The heart, according to Scripture, not only includes the motives, feelings, affections, and desires, but also the will, the aims, the principles, the thoughts, and the intellect of man in fact, it embraces the whole inner man, the head never being regarded as the seat of intelligence. Hence we read of men being 'wise hearted,' Exodus 31:6; Exodus 36:2; of wisdom being put into the heart, 2 Chronicles 9:23; of the heart being awake, Ecclesiastes 2:23, ; of the thoughts of the heart, Deuteronomy 15:9; of words being laid up in the heart, 1 Samuel 21:12; and of mercy being written on the tablets of the heart, Proverbs 3:3 in 2 Kings 5:26, Elisha says to Gehazi, 'Went not my heart with thee' (or after thee); here a combination of knowledge and feeling is implied. There is also a beautiful expression in the Hebrew 'to speak to the heart,' which we render, 'to speak comfortably or friendly,' Ruth 2:13; 2 Samuel 19:7; 2 Chronicles 30:22; Isaiah 40:2 ('Speak ye comfortably to Jerusalem'); Hosea 2:14 ('I will bring her into the wilderness and speak comfortably to her').

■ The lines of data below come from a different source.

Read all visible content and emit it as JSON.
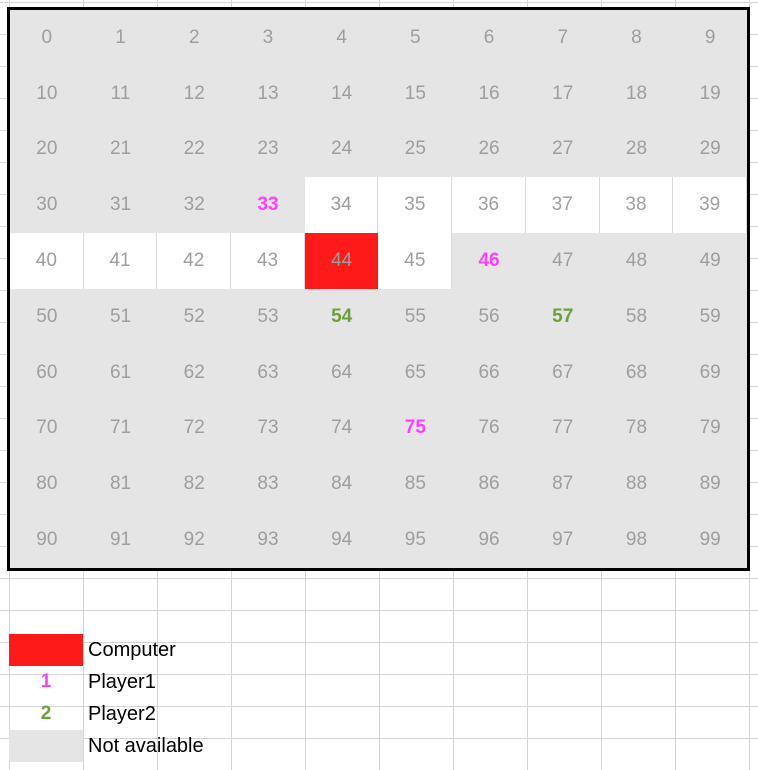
{
  "board": {
    "cells": [
      {
        "n": "0",
        "state": "na"
      },
      {
        "n": "1",
        "state": "na"
      },
      {
        "n": "2",
        "state": "na"
      },
      {
        "n": "3",
        "state": "na"
      },
      {
        "n": "4",
        "state": "na"
      },
      {
        "n": "5",
        "state": "na"
      },
      {
        "n": "6",
        "state": "na"
      },
      {
        "n": "7",
        "state": "na"
      },
      {
        "n": "8",
        "state": "na"
      },
      {
        "n": "9",
        "state": "na"
      },
      {
        "n": "10",
        "state": "na"
      },
      {
        "n": "11",
        "state": "na"
      },
      {
        "n": "12",
        "state": "na"
      },
      {
        "n": "13",
        "state": "na"
      },
      {
        "n": "14",
        "state": "na"
      },
      {
        "n": "15",
        "state": "na"
      },
      {
        "n": "16",
        "state": "na"
      },
      {
        "n": "17",
        "state": "na"
      },
      {
        "n": "18",
        "state": "na"
      },
      {
        "n": "19",
        "state": "na"
      },
      {
        "n": "20",
        "state": "na"
      },
      {
        "n": "21",
        "state": "na"
      },
      {
        "n": "22",
        "state": "na"
      },
      {
        "n": "23",
        "state": "na"
      },
      {
        "n": "24",
        "state": "na"
      },
      {
        "n": "25",
        "state": "na"
      },
      {
        "n": "26",
        "state": "na"
      },
      {
        "n": "27",
        "state": "na"
      },
      {
        "n": "28",
        "state": "na"
      },
      {
        "n": "29",
        "state": "na"
      },
      {
        "n": "30",
        "state": "na"
      },
      {
        "n": "31",
        "state": "na"
      },
      {
        "n": "32",
        "state": "na"
      },
      {
        "n": "33",
        "state": "player1"
      },
      {
        "n": "34",
        "state": "available"
      },
      {
        "n": "35",
        "state": "available"
      },
      {
        "n": "36",
        "state": "available"
      },
      {
        "n": "37",
        "state": "available"
      },
      {
        "n": "38",
        "state": "available"
      },
      {
        "n": "39",
        "state": "available"
      },
      {
        "n": "40",
        "state": "available"
      },
      {
        "n": "41",
        "state": "available"
      },
      {
        "n": "42",
        "state": "available"
      },
      {
        "n": "43",
        "state": "available"
      },
      {
        "n": "44",
        "state": "computer"
      },
      {
        "n": "45",
        "state": "available"
      },
      {
        "n": "46",
        "state": "player1"
      },
      {
        "n": "47",
        "state": "na"
      },
      {
        "n": "48",
        "state": "na"
      },
      {
        "n": "49",
        "state": "na"
      },
      {
        "n": "50",
        "state": "na"
      },
      {
        "n": "51",
        "state": "na"
      },
      {
        "n": "52",
        "state": "na"
      },
      {
        "n": "53",
        "state": "na"
      },
      {
        "n": "54",
        "state": "player2"
      },
      {
        "n": "55",
        "state": "na"
      },
      {
        "n": "56",
        "state": "na"
      },
      {
        "n": "57",
        "state": "player2"
      },
      {
        "n": "58",
        "state": "na"
      },
      {
        "n": "59",
        "state": "na"
      },
      {
        "n": "60",
        "state": "na"
      },
      {
        "n": "61",
        "state": "na"
      },
      {
        "n": "62",
        "state": "na"
      },
      {
        "n": "63",
        "state": "na"
      },
      {
        "n": "64",
        "state": "na"
      },
      {
        "n": "65",
        "state": "na"
      },
      {
        "n": "66",
        "state": "na"
      },
      {
        "n": "67",
        "state": "na"
      },
      {
        "n": "68",
        "state": "na"
      },
      {
        "n": "69",
        "state": "na"
      },
      {
        "n": "70",
        "state": "na"
      },
      {
        "n": "71",
        "state": "na"
      },
      {
        "n": "72",
        "state": "na"
      },
      {
        "n": "73",
        "state": "na"
      },
      {
        "n": "74",
        "state": "na"
      },
      {
        "n": "75",
        "state": "player1"
      },
      {
        "n": "76",
        "state": "na"
      },
      {
        "n": "77",
        "state": "na"
      },
      {
        "n": "78",
        "state": "na"
      },
      {
        "n": "79",
        "state": "na"
      },
      {
        "n": "80",
        "state": "na"
      },
      {
        "n": "81",
        "state": "na"
      },
      {
        "n": "82",
        "state": "na"
      },
      {
        "n": "83",
        "state": "na"
      },
      {
        "n": "84",
        "state": "na"
      },
      {
        "n": "85",
        "state": "na"
      },
      {
        "n": "86",
        "state": "na"
      },
      {
        "n": "87",
        "state": "na"
      },
      {
        "n": "88",
        "state": "na"
      },
      {
        "n": "89",
        "state": "na"
      },
      {
        "n": "90",
        "state": "na"
      },
      {
        "n": "91",
        "state": "na"
      },
      {
        "n": "92",
        "state": "na"
      },
      {
        "n": "93",
        "state": "na"
      },
      {
        "n": "94",
        "state": "na"
      },
      {
        "n": "95",
        "state": "na"
      },
      {
        "n": "96",
        "state": "na"
      },
      {
        "n": "97",
        "state": "na"
      },
      {
        "n": "98",
        "state": "na"
      },
      {
        "n": "99",
        "state": "na"
      }
    ]
  },
  "legend": {
    "computer": {
      "symbol": "",
      "label": "Computer"
    },
    "player1": {
      "symbol": "1",
      "label": "Player1"
    },
    "player2": {
      "symbol": "2",
      "label": "Player2"
    },
    "not_available": {
      "symbol": "",
      "label": "Not available"
    }
  },
  "colors": {
    "computer": "#ff1a1a",
    "player1": "#ff40ff",
    "player2": "#6aa13a",
    "not_available": "#e5e5e5",
    "available": "#ffffff",
    "number_text": "#9e9e9e"
  }
}
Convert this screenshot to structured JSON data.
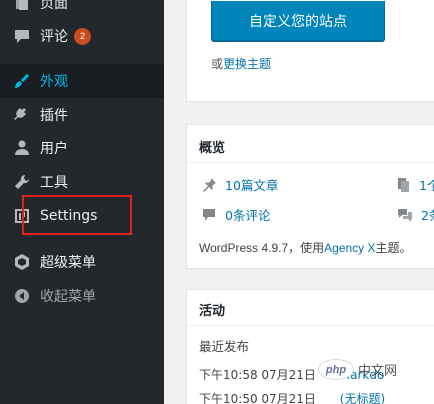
{
  "sidebar": {
    "items": [
      {
        "label": "页面",
        "icon": "pages-icon"
      },
      {
        "label": "评论",
        "icon": "comments-icon",
        "badge": "2"
      },
      {
        "label": "外观",
        "icon": "appearance-icon",
        "current": true
      },
      {
        "label": "插件",
        "icon": "plugins-icon"
      },
      {
        "label": "用户",
        "icon": "users-icon"
      },
      {
        "label": "工具",
        "icon": "tools-icon"
      },
      {
        "label": "Settings",
        "icon": "settings-icon"
      },
      {
        "label": "超级菜单",
        "icon": "mega-menu-icon"
      },
      {
        "label": "收起菜单",
        "icon": "collapse-icon"
      }
    ],
    "highlight_color": "#e0221f",
    "current_color": "#00b9eb"
  },
  "welcome": {
    "customize_button": "自定义您的站点",
    "change_prefix": "或",
    "change_link": "更换主题"
  },
  "at_a_glance": {
    "title": "概览",
    "posts": "10篇文章",
    "pages": "1个",
    "comments": "0条评论",
    "pending": "2条",
    "wp_prefix": "WordPress 4.9.7，使用",
    "theme": "Agency X",
    "wp_suffix": "主题。"
  },
  "activity": {
    "title": "活动",
    "recently_published": "最近发布",
    "rows": [
      {
        "time": "下午10:58 07月21日",
        "link": "Markdo"
      },
      {
        "time": "下午10:50 07月21日",
        "link": "(无标题)"
      }
    ]
  },
  "watermark": {
    "logo": "php",
    "text": "中文网"
  }
}
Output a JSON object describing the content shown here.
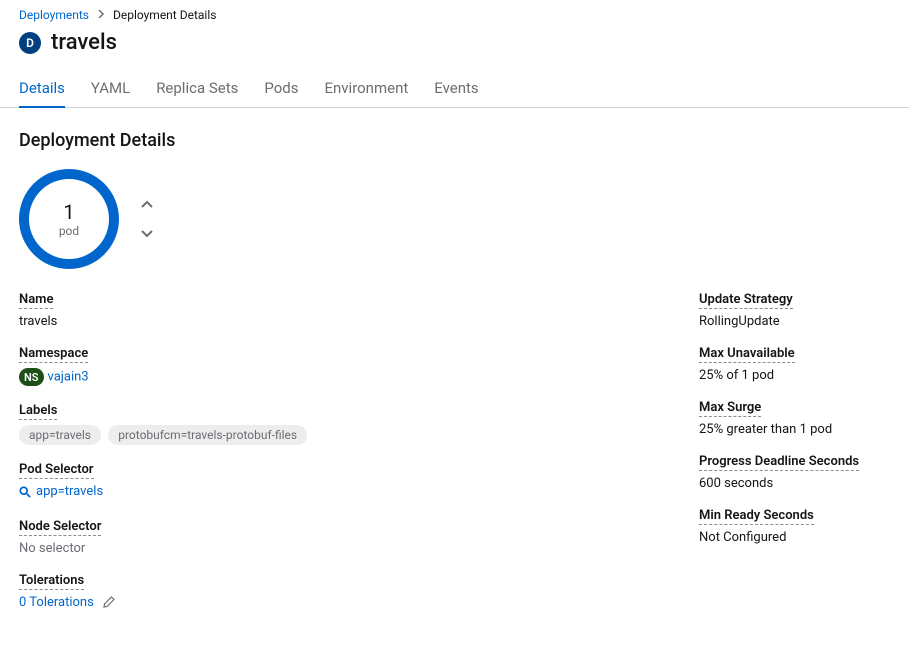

Whilst it is the source of all action, and the centre of all thought and feeling, the heart is also described as receptive of influences both from the outer world and from God Himself The wisdom of the wise-hearted was given them by the Lord (2 Chronicles 9:23); when Saul turned from Samuel, 'God gave him another heart' or 'turned his heart into a new direction' (1 Samuel 10:9); the Lord gave to Solom on 'a wise and an understanding heart' (1 Kings 3:12); He says concerning his people, 'I will give them one heart and one way, that they may fear me forever. . I will put my fear in their hearts, that they shall not depart from me' (Jeremiah 32:39-40); 'I will give them one heart, and I will put a new spirit with in you; and I will take away the stony heart out of their flesh, and will give them an heart of flesh' (Ezekiel 11:19; Ezekiel 36:26). Compare Psalms 51:10, 'Create in me a clean heart.' The word is used in the N.T in the same way as in the O.T.